My life is good: I live in a peaceful country that hasn’t fought a major war since 1945, and I don’t own a Tik Tok account. However, that era of peace will probably end in my lifetime, and I do watch Instagram reels.
But I have, in the past, stumbled across amateur videos which gave me and many others in my generation a glimpse into regions fraught with conflict, violence, and terror, particularly cartel videos. This is different to that, 15 year old me from South England was not the target audience of a cartel beheading video, made to strike terror into a particular region of Latin America. No, Liveleak videos were just that, “leaks”. They were uploaded by third parties who had gotten ahold of them.

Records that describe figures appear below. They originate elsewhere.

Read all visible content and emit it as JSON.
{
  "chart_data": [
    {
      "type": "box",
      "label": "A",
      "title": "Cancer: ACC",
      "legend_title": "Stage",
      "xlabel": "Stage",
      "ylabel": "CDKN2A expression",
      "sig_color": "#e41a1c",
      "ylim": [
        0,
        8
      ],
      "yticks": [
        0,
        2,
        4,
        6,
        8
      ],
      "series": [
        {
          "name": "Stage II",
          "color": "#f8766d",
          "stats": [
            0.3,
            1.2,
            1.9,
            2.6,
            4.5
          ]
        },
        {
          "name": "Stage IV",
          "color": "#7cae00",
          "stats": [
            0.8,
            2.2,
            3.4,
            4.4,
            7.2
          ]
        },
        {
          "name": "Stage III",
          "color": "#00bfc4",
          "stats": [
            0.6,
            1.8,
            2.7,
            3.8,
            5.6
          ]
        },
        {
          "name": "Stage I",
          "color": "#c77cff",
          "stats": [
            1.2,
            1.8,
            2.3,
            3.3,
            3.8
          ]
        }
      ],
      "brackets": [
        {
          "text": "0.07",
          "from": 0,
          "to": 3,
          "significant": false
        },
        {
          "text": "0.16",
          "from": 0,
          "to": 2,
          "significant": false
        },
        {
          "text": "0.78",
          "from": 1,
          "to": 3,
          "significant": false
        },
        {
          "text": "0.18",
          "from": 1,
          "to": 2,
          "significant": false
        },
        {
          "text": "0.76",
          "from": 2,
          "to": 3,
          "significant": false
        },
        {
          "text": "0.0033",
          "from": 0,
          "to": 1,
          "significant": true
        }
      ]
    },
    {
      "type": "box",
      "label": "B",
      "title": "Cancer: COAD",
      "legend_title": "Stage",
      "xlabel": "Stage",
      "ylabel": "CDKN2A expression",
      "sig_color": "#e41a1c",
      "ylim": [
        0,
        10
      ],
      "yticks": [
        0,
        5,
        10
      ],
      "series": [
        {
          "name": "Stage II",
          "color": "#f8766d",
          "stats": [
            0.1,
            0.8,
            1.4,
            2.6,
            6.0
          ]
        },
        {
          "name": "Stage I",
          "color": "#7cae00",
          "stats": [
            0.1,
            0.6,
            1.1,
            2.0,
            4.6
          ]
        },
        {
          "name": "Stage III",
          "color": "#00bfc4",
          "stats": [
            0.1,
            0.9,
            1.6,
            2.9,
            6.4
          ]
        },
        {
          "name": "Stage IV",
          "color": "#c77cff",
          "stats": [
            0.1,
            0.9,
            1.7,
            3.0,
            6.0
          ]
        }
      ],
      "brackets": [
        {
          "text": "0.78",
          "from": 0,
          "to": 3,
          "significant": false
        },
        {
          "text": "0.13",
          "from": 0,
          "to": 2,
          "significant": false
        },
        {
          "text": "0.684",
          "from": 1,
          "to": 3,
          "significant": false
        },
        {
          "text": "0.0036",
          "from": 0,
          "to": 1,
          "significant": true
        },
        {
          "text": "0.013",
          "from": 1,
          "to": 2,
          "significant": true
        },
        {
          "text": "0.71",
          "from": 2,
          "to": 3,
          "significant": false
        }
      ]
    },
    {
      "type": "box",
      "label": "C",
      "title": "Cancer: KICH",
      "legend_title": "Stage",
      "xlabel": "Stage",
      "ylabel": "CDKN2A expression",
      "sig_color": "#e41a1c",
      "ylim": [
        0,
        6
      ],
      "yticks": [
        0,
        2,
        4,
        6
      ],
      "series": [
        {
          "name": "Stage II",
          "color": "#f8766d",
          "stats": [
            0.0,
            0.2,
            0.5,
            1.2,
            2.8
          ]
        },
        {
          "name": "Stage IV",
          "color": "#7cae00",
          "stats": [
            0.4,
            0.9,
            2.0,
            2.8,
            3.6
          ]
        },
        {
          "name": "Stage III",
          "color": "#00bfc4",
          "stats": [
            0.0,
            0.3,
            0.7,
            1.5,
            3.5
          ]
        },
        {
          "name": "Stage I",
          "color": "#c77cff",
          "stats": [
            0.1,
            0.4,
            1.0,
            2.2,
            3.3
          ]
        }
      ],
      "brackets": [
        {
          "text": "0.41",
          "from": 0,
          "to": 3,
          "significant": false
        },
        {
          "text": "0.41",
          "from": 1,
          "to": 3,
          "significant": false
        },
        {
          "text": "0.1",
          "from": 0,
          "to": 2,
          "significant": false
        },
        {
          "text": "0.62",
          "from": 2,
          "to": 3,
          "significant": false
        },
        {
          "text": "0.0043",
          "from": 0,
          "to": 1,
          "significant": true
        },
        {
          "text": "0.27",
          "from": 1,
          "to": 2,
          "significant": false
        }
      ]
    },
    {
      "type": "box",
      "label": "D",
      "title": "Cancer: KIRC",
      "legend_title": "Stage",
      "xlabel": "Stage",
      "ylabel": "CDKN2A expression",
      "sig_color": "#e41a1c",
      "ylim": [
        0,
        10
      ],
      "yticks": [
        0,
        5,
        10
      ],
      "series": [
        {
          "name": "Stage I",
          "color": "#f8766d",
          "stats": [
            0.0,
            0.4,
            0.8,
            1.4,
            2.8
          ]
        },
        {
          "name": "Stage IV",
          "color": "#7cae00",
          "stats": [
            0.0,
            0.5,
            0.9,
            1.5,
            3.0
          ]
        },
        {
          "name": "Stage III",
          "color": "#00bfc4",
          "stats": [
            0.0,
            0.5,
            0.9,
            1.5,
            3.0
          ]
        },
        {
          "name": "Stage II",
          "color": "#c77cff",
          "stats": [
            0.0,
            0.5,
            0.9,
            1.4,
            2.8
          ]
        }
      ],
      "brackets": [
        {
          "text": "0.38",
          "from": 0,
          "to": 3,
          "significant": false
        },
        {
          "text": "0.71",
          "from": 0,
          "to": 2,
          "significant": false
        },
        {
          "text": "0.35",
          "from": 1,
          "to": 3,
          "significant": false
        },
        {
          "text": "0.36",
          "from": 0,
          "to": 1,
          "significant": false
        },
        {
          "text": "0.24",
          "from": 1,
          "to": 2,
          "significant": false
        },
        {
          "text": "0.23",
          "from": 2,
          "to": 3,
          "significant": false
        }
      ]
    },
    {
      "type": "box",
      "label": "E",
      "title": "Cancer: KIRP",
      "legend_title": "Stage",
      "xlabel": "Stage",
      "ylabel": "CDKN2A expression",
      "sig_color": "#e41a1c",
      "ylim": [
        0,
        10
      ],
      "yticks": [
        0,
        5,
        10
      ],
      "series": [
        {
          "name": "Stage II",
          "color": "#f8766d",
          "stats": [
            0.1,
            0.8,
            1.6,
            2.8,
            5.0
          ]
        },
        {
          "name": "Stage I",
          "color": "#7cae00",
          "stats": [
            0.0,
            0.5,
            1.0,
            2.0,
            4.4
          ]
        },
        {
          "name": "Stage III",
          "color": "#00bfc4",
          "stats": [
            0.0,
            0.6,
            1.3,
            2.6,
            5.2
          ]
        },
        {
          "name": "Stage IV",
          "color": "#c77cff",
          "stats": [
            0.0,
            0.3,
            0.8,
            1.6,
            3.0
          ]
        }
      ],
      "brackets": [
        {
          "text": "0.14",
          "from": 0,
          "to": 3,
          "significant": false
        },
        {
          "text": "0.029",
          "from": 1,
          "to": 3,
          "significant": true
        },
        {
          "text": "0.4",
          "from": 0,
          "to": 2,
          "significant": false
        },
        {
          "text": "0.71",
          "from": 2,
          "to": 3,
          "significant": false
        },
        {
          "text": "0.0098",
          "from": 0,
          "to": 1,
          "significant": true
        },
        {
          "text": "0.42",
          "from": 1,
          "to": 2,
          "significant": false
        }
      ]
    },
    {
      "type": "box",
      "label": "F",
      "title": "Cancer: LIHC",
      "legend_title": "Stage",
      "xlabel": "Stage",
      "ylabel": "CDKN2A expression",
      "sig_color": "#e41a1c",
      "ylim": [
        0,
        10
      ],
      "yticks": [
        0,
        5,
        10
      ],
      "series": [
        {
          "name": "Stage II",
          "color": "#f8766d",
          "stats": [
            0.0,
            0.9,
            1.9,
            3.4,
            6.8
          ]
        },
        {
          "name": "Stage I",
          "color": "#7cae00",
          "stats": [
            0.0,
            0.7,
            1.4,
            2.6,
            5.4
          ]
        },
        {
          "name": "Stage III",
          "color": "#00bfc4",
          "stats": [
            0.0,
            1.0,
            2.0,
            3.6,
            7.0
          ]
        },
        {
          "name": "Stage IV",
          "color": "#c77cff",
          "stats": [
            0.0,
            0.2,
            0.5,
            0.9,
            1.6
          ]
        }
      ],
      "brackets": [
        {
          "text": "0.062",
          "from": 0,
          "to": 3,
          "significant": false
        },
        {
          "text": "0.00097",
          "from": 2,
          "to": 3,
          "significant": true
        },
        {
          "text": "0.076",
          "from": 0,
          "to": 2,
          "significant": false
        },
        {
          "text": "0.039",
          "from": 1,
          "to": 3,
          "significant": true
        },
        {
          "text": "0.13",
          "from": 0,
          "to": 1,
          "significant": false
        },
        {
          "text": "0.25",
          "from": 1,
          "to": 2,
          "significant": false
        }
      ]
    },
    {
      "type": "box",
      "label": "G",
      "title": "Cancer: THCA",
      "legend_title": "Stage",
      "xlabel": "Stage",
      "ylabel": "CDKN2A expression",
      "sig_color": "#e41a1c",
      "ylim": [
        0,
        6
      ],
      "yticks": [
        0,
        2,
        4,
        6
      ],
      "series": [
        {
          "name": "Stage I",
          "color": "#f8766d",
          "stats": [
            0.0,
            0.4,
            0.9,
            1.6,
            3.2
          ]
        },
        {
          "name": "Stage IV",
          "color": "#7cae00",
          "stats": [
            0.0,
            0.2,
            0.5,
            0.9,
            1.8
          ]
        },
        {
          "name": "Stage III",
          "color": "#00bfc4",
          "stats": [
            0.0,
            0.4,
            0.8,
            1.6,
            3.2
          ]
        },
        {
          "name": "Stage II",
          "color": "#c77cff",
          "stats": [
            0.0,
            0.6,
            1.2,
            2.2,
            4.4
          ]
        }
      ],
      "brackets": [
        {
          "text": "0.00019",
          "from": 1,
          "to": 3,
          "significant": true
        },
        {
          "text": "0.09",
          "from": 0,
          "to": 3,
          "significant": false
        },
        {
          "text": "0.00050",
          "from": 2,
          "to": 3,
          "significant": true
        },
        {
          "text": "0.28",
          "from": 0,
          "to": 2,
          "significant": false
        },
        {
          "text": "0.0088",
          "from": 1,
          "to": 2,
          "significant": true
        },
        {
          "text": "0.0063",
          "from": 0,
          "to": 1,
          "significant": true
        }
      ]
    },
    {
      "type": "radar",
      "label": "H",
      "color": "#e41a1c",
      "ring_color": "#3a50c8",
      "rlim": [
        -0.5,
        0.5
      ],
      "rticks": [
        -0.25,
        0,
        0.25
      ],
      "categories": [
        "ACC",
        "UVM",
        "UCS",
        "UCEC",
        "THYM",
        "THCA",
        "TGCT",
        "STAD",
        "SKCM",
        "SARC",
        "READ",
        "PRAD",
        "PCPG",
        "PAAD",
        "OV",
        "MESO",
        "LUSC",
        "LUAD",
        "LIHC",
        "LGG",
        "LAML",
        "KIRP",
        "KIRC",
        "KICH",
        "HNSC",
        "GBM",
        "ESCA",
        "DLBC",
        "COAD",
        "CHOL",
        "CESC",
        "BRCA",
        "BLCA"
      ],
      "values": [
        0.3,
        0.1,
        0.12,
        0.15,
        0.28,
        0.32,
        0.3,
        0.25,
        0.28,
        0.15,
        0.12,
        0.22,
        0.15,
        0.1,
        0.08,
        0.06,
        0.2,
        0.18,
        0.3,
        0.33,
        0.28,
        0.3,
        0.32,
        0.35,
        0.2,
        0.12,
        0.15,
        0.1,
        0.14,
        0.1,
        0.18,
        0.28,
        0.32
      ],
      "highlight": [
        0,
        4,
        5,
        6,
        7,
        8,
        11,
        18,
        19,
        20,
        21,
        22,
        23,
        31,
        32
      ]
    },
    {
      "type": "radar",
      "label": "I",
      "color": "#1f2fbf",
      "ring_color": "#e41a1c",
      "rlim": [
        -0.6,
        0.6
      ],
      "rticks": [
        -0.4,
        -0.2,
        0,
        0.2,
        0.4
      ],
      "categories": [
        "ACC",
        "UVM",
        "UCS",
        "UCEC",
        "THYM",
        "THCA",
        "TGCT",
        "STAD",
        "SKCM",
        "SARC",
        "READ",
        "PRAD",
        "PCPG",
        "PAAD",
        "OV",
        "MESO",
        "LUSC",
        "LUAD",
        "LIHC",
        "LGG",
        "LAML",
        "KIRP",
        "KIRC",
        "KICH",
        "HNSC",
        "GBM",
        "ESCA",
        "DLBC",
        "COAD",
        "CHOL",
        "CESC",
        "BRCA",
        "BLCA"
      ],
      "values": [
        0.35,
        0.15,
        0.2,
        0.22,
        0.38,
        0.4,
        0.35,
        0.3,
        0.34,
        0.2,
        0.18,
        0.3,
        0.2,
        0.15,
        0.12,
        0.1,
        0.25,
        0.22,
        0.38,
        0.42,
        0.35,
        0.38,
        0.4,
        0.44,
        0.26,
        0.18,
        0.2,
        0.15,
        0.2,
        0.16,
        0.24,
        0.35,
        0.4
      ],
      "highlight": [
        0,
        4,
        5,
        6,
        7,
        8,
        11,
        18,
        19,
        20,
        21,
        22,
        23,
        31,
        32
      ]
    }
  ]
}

Not only that, but this genre of video was always very separate from the rest of social media.
But there’s now a very new and unique genre than just straight shock-factor gore. In the new world, where conscripts carry guns and phones, we’re seeing war-influencers. Not leaks uploaded by third parties, or British Pathe newsreel, but the individual soldiers are live broadcasting, editing and filming the wars personally. People are calling them ”war crimes influencers” (whether this is ironically or unironically, depends on who you ask).
Just the morning I saw a comedic skit where an IDF soldier was speaking outside of a town when someone else walked over and pressed a detonator, half the town was instantly levelled by explosives prompting the first soldier to shrug like a sitcom character to the camera! This was uploaded to Tik Tok for the whole world to see. Russia’s Wagner Group has their own theme song (Summer and Crossbows) which was used over such videos as two members dancing as they dug a trench in Ukraine.
Such content was perhaps inevitable as a further impact of social media in the world; social media has given essentially everyone the opportunity to become famous as all you need to start, say, a Youtube channel, is an investment of not much more than £100 at most. It has meant that anyone can display a talent such as art or music to a wider audience than would’ve ever been possible prior to social media. In many ways, it’s liberalised the industry for talent, for lack of a better term, and I think social media is overall a good thing for this reason. But social media is reflective of what is happening in society, it reflects what’s happening outside of it, so what’s happening in Israel-Palestine, in Russia-Ukraine, is now being posted about on Tik Tok, and it’s both a fascinating and terrifying look into this sort of alternate reality where we’re at war here in the UK.
These videos are also in a different genre to ones in which the uploader is calling for help and aid, denouncing atrocity, because war crime influencers glorify it. This is interesting because it’s a look into the future of war propaganda. Just as the talent industry has been liberalised by social media, so has the propaganda industry now been put into the hands and pockets of the people. Indeed, a report by UK media regulator Ofcom stated a third of all teens get their news primarily from social media rather than through the traditional means. Interestingly, the report also showed that most don’t trust it as a reliable source of information, but nonetheless the obviously high usage and reliance on social media in Gen Z and Alpha point towards this being a huge if not dominant future in entertainment, but in propaganda too, in the event of conflict.
Indeed, this phenomenon Tik Tok should be viewed for what it is: a symptom, or at least a part of the expanding digital revolution and the era of social media.